Todo en Ella, está profundamente marcado por la fe en Yahvé, por la referencia a la Palabra del Altísimo y al misterio de Su Voluntad, también cuando, angustiada, no comprende (cfr. Lc 2,48-50) pero continúa confiando y guardando en su corazón todas estas cosas (Lc 2,51). También cuando todo parece, inexorablemente, concluirse en la tragedia de la Cruz. Ella acompaña, paso a paso, a su Hijo en el recorrido de su misión terrena con la fidelidad inquebrantable de quien ha puesto a Dios como fundamento de su existencia: el Stabat Mater de Juan (19,25) recoge propiamente la irrevocabilidad de su elección por Cristo, de quien es Madre pero --y quizás más- es la discípula por excelencia, extraordinaria en su humildad y fortaleza, en su incomparable dulzura y en su firmeza. Mujer de Fe, por tanto, mujer formada y plasmada por la Fe, que en Ella produce el fruto de una Caridad sin límites, imagen de la Caridad de la Iglesia. En este sentido, María habla al corazón de nuestros “hermanos separados”, con su acento típicamente materno.

Pero Ella también sabe hablar al corazón de todo hombre. Hay un lenguaje universal, hecho de amor, de comprensión, de atención y de ternura, que la Virgen encarna de un modo totalmente original. No por casualidad, el Evangelio de Juan se abre, en su colorismo mariano, con el episodio de las Bodas de Caná (Jn 2) y se cierra con la imagen dramática del Calvario: como diciendo que todo hombre puede sentirse cercano y solidario con aquella Mujer --da igual el Credo o la religión a la que pertenezca- porque con Ella comparte algo que es muy humano, la experiencia del amor (la viva atención por los esposos) y del dolor (la participación en la Pasión y en la Cruz). María está siempre allí, donde discurre la vida, donde hay “una experiencia humana”: por esto puede hablar al corazón de todo hombre.
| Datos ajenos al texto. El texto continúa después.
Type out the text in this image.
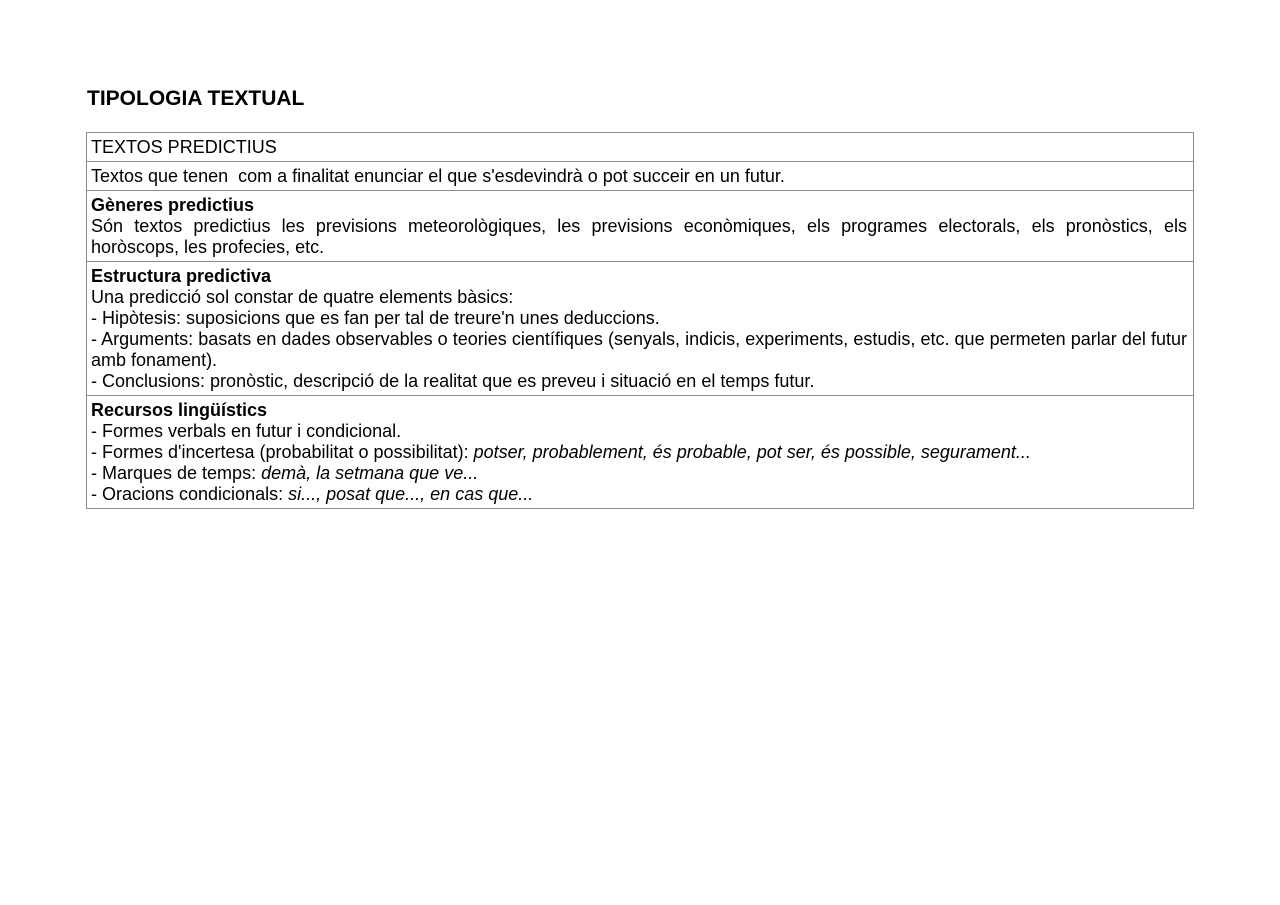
TIPOLOGIA TEXTUAL
TEXTOS PREDICTIUS
Textos que tenen  com a finalitat enunciar el que s'esdevindrà o pot succeir en un futur.

Gèneres predictius
Són textos predictius les previsions meteorològiques, les previsions econòmiques, els programes electorals, els pronòstics, els horòscops, les profecies, etc.

Estructura predictiva
Una predicció sol constar de quatre elements bàsics:
- Hipòtesis: suposicions que es fan per tal de treure'n unes deduccions.
- Arguments: basats en dades observables o teories científiques (senyals, indicis, experiments, estudis, etc. que permeten parlar del futur amb fonament).
- Conclusions: pronòstic, descripció de la realitat que es preveu i situació en el temps futur.

Recursos lingüístics
- Formes verbals en futur i condicional.
- Formes d'incertesa (probabilitat o possibilitat): potser, probablement, és probable, pot ser, és possible, segurament...
- Marques de temps: demà, la setmana que ve...
- Oracions condicionals: si..., posat que..., en cas que...
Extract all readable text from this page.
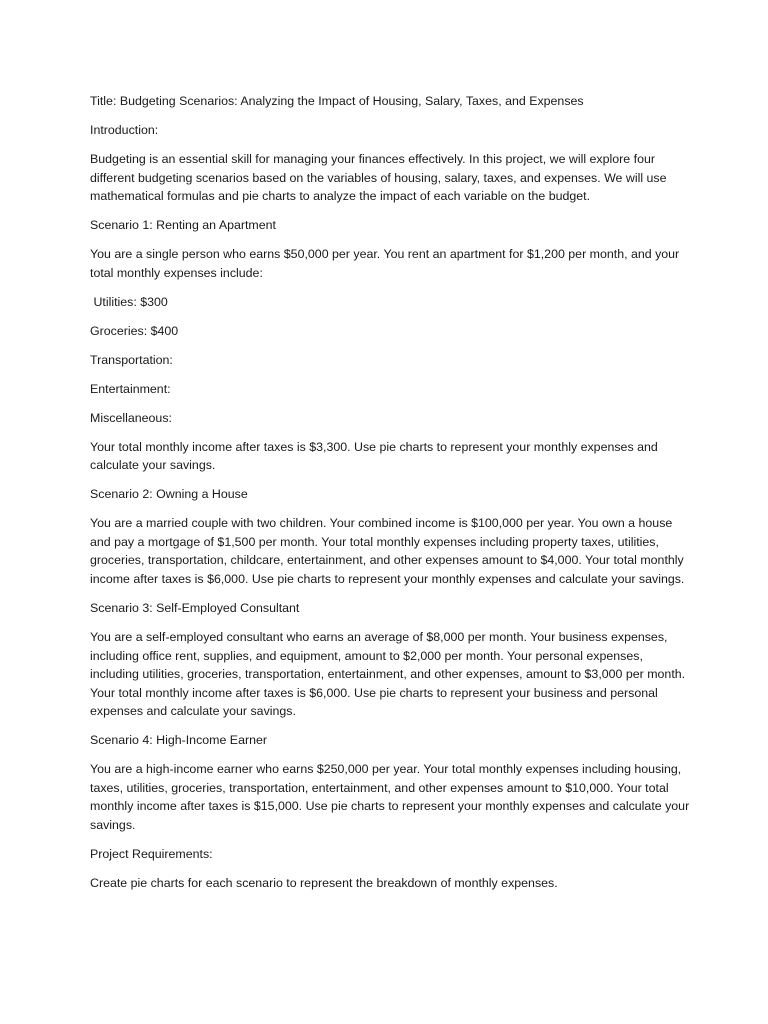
Title: Budgeting Scenarios: Analyzing the Impact of Housing, Salary, Taxes, and Expenses

Introduction:

Budgeting is an essential skill for managing your finances effectively. In this project, we will explore four different budgeting scenarios based on the variables of housing, salary, taxes, and expenses. We will use mathematical formulas and pie charts to analyze the impact of each variable on the budget.

Scenario 1: Renting an Apartment

You are a single person who earns $50,000 per year. You rent an apartment for $1,200 per month, and your total monthly expenses include:

Utilities: $300

Groceries: $400

Transportation:

Entertainment:

Miscellaneous:

Your total monthly income after taxes is $3,300. Use pie charts to represent your monthly expenses and calculate your savings.

Scenario 2: Owning a House

You are a married couple with two children. Your combined income is $100,000 per year. You own a house and pay a mortgage of $1,500 per month. Your total monthly expenses including property taxes, utilities, groceries, transportation, childcare, entertainment, and other expenses amount to $4,000. Your total monthly income after taxes is $6,000. Use pie charts to represent your monthly expenses and calculate your savings.

Scenario 3: Self-Employed Consultant

You are a self-employed consultant who earns an average of $8,000 per month. Your business expenses, including office rent, supplies, and equipment, amount to $2,000 per month. Your personal expenses, including utilities, groceries, transportation, entertainment, and other expenses, amount to $3,000 per month. Your total monthly income after taxes is $6,000. Use pie charts to represent your business and personal expenses and calculate your savings.

Scenario 4: High-Income Earner

You are a high-income earner who earns $250,000 per year. Your total monthly expenses including housing, taxes, utilities, groceries, transportation, entertainment, and other expenses amount to $10,000. Your total monthly income after taxes is $15,000. Use pie charts to represent your monthly expenses and calculate your savings.

Project Requirements:

Create pie charts for each scenario to represent the breakdown of monthly expenses.
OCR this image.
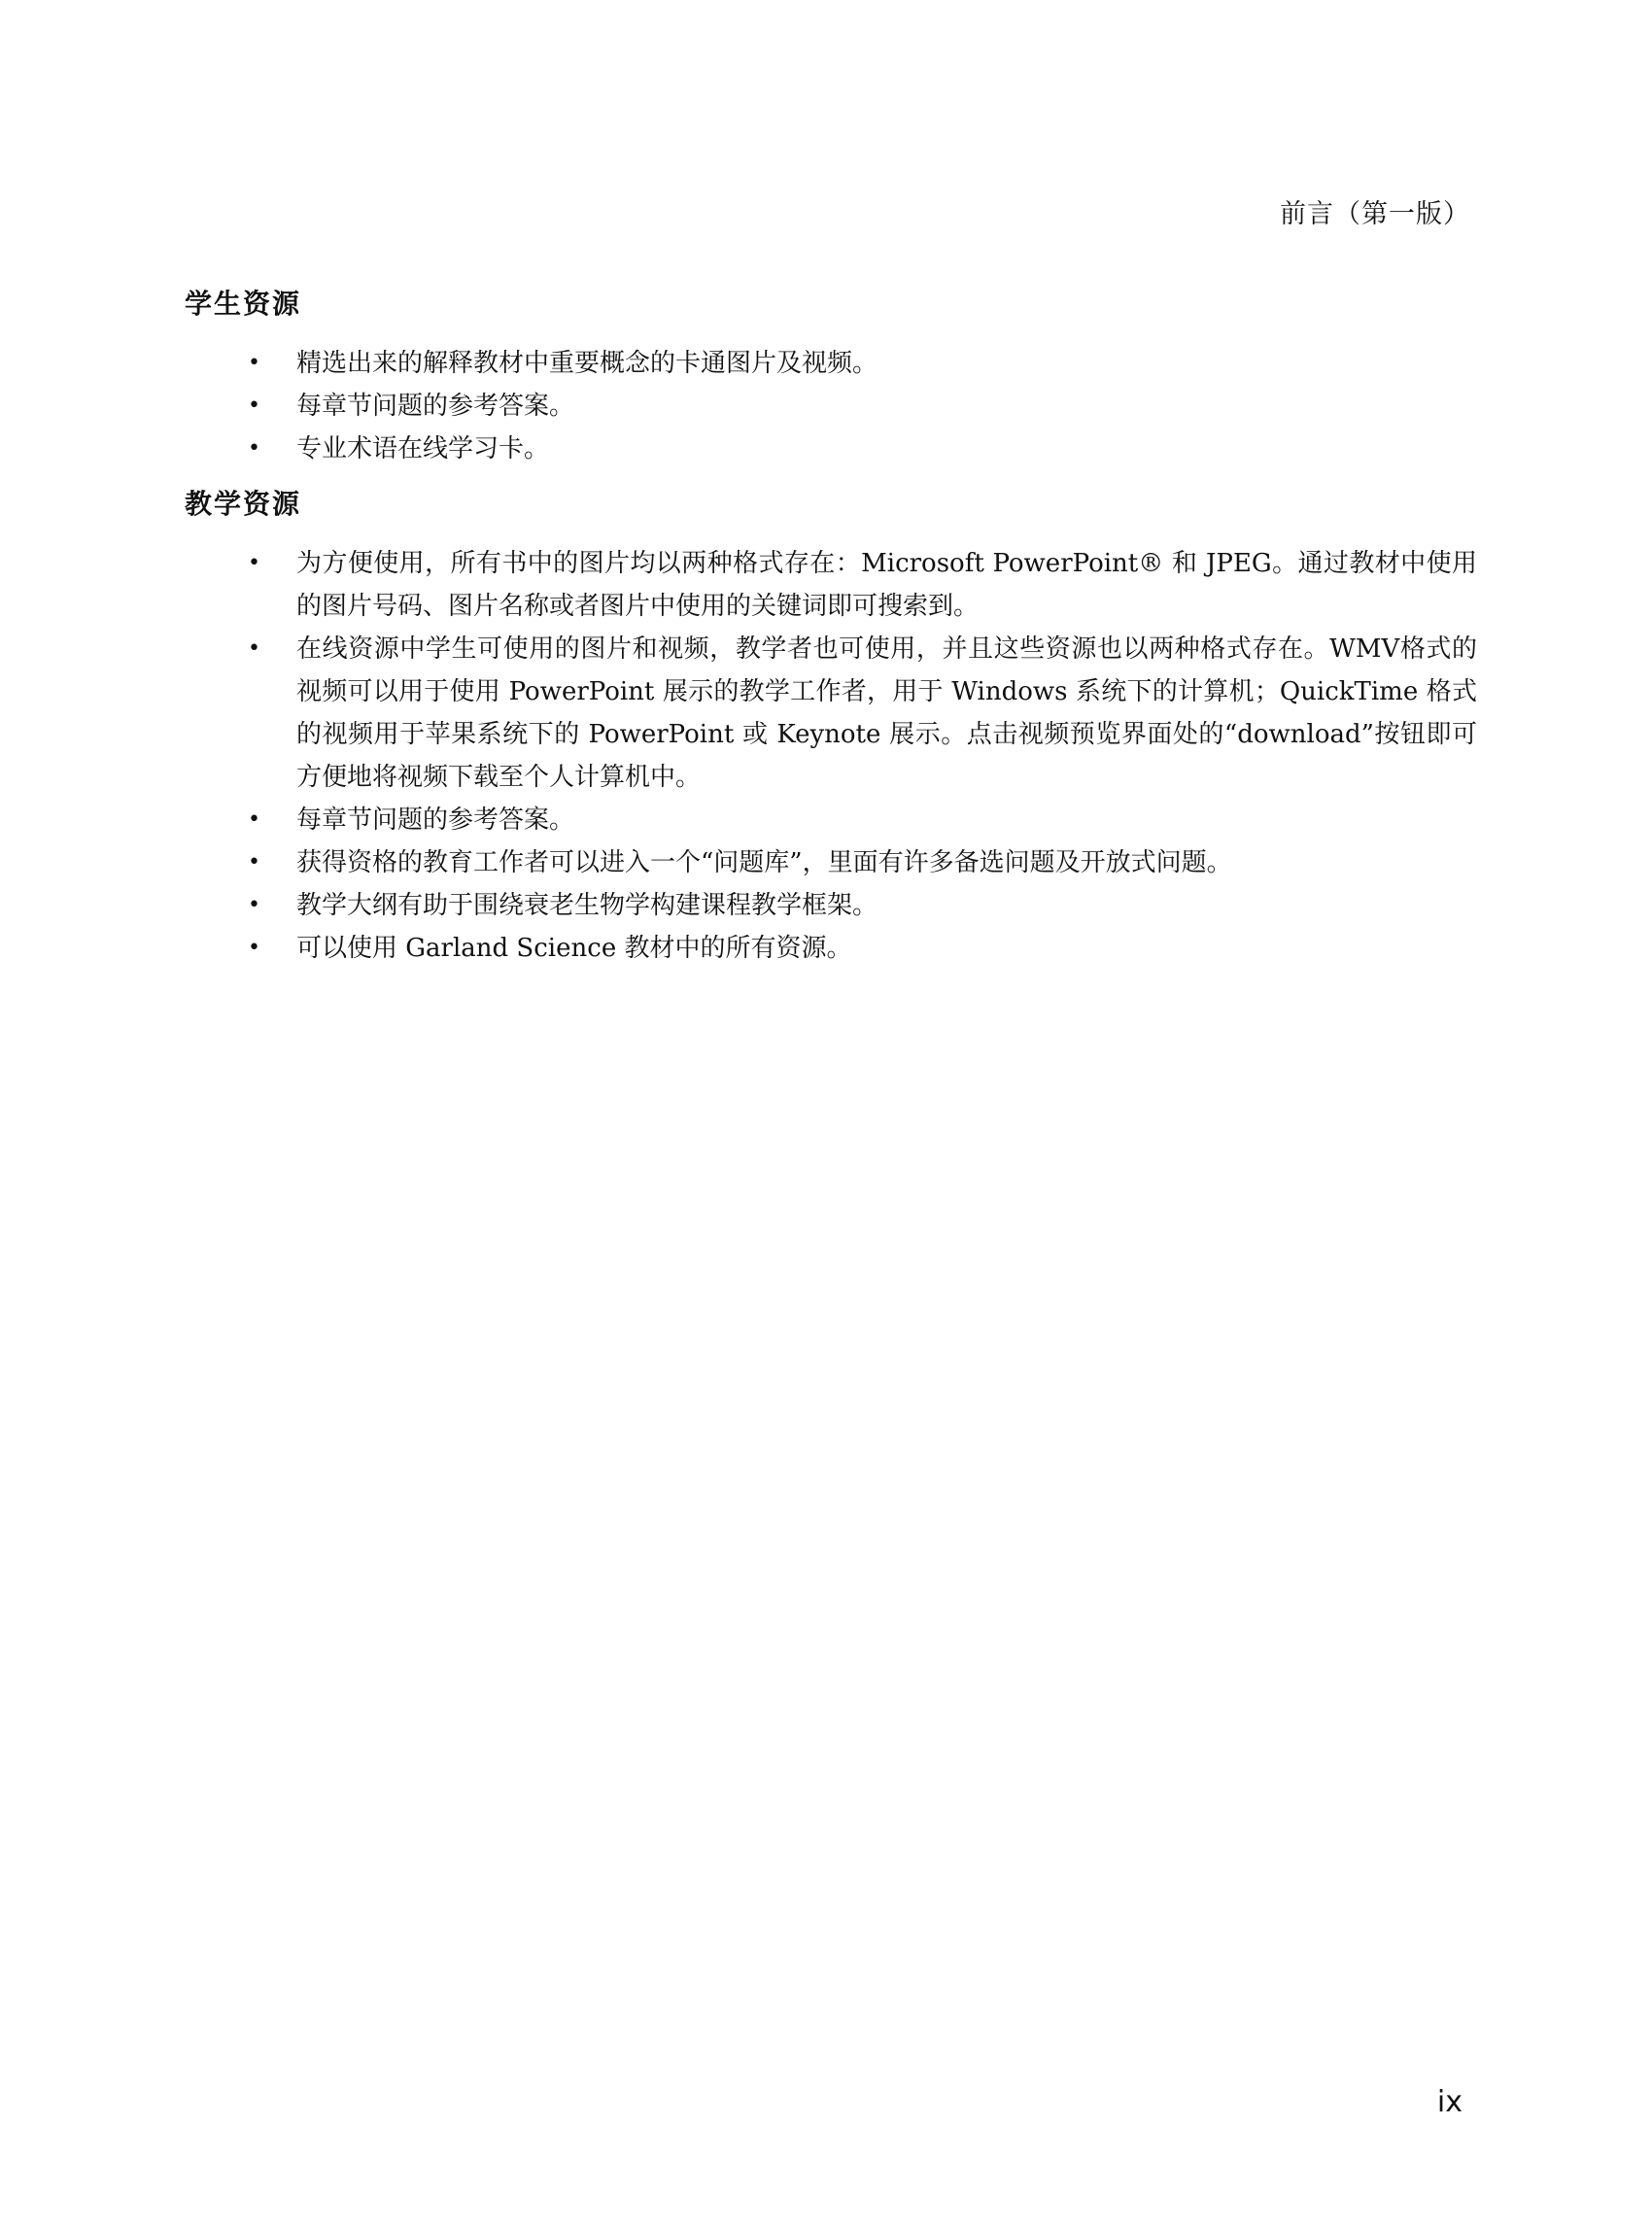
前言（第一版）
学生资源
• 精选出来的解释教材中重要概念的卡通图片及视频。
• 每章节问题的参考答案。
• 专业术语在线学习卡。
教学资源
• 为方便使用，所有书中的图片均以两种格式存在：Microsoft PowerPoint® 和 JPEG。通过教材中使用的图片号码、图片名称或者图片中使用的关键词即可搜索到。
• 在线资源中学生可使用的图片和视频，教学者也可使用，并且这些资源也以两种格式存在。WMV格式的视频可以用于使用 PowerPoint 展示的教学工作者，用于 Windows 系统下的计算机；QuickTime 格式的视频用于苹果系统下的 PowerPoint 或 Keynote 展示。点击视频预览界面处的“download”按钮即可方便地将视频下载至个人计算机中。
• 每章节问题的参考答案。
• 获得资格的教育工作者可以进入一个“问题库”，里面有许多备选问题及开放式问题。
• 教学大纲有助于围绕衰老生物学构建课程教学框架。
• 可以使用 Garland Science 教材中的所有资源。
ix
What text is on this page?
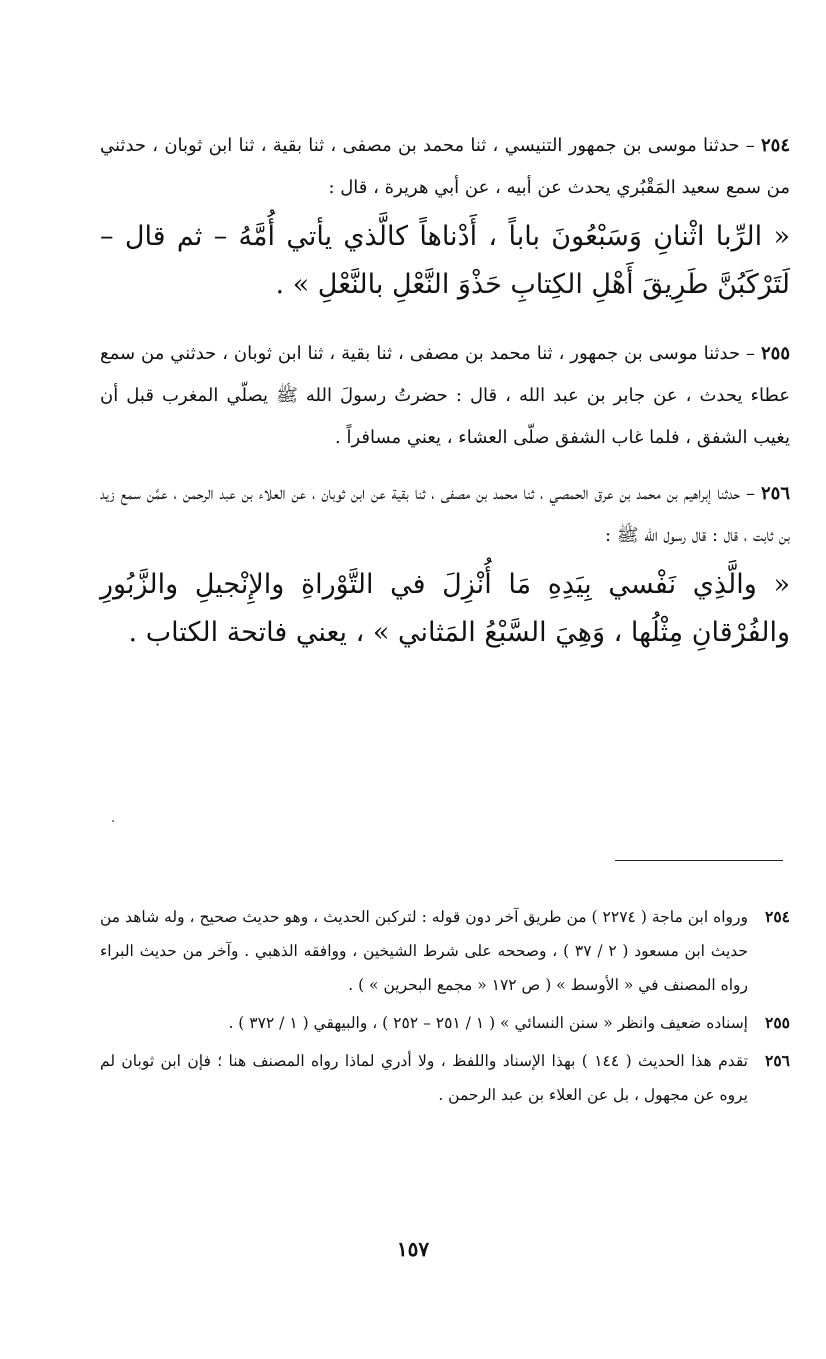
٢٥٤ – حدثنا موسى بن جمهور التنيسي ، ثنا محمد بن مصفى ، ثنا بقية ، ثنا ابن ثوبان ، حدثني من سمع سعيد المَقْبُري يحدث عن أبيه ، عن أبي هريرة ، قال :

« الرِّبا اثْنانِ وَسَبْعُونَ باباً ، أَدْناهاً كالَّذي يأتي أُمَّهُ – ثم قال – لَتَرْكَبُنَّ طَرِيقَ أَهْلِ الكِتابِ حَذْوَ النَّعْلِ بالنَّعْلِ » .

٢٥٥ – حدثنا موسى بن جمهور ، ثنا محمد بن مصفى ، ثنا بقية ، ثنا ابن ثوبان ، حدثني من سمع عطاء يحدث ، عن جابر بن عبد الله ، قال : حضرتُ رسولَ الله ﷺ يصلّي المغرب قبل أن يغيب الشفق ، فلما غاب الشفق صلّى العشاء ، يعني مسافراً .

٢٥٦ – حدثنا إبراهيم بن محمد بن عرق الحمصي ، ثنا محمد بن مصفى ، ثنا بقية عن ابن ثوبان ، عن العلاء بن عبد الرحمن ، عمَّن سمع زيد بن ثابت ، قال : قال رسول الله ﷺ :

« والَّذِي نَفْسي بِيَدِهِ مَا أُنْزِلَ في التَّوْراةِ والإِنْجيلِ والزَّبُورِ والفُرْقانِ مِثْلُها ، وَهِيَ السَّبْعُ المَثاني » ، يعني فاتحة الكتاب .

٢٥٤
ورواه ابن ماجة ( ٢٢٧٤ ) من طريق آخر دون قوله : لتركبن الحديث ، وهو حديث صحيح ، وله شاهد من حديث ابن مسعود ( ٢ / ٣٧ ) ، وصححه على شرط الشيخين ، ووافقه الذهبي . وآخر من حديث البراء رواه المصنف في « الأوسط » ( ص ١٧٢ « مجمع البحرين » ) .
٢٥٥
إسناده ضعيف وانظر « سنن النسائي » ( ١ / ٢٥١ – ٢٥٢ ) ، والبيهقي ( ١ / ٣٧٢ ) .
٢٥٦
تقدم هذا الحديث ( ١٤٤ ) بهذا الإسناد واللفظ ، ولا أدري لماذا رواه المصنف هنا ؛ فإن ابن ثوبان لم يروه عن مجهول ، بل عن العلاء بن عبد الرحمن .
١٥٧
No se trata de extender, indebida y superficialmente, las prerrogativas marianas a ámbitos que, aparentemente, no le pertenecen y no le competen, sino de reconocer un “carisma” único, expresión del “genio femenino” de María, que ha producido y produce tanto bien en la Iglesia y que puede contribuir a dialogar también con el mundo a partir de la esfera de la cotidianidad.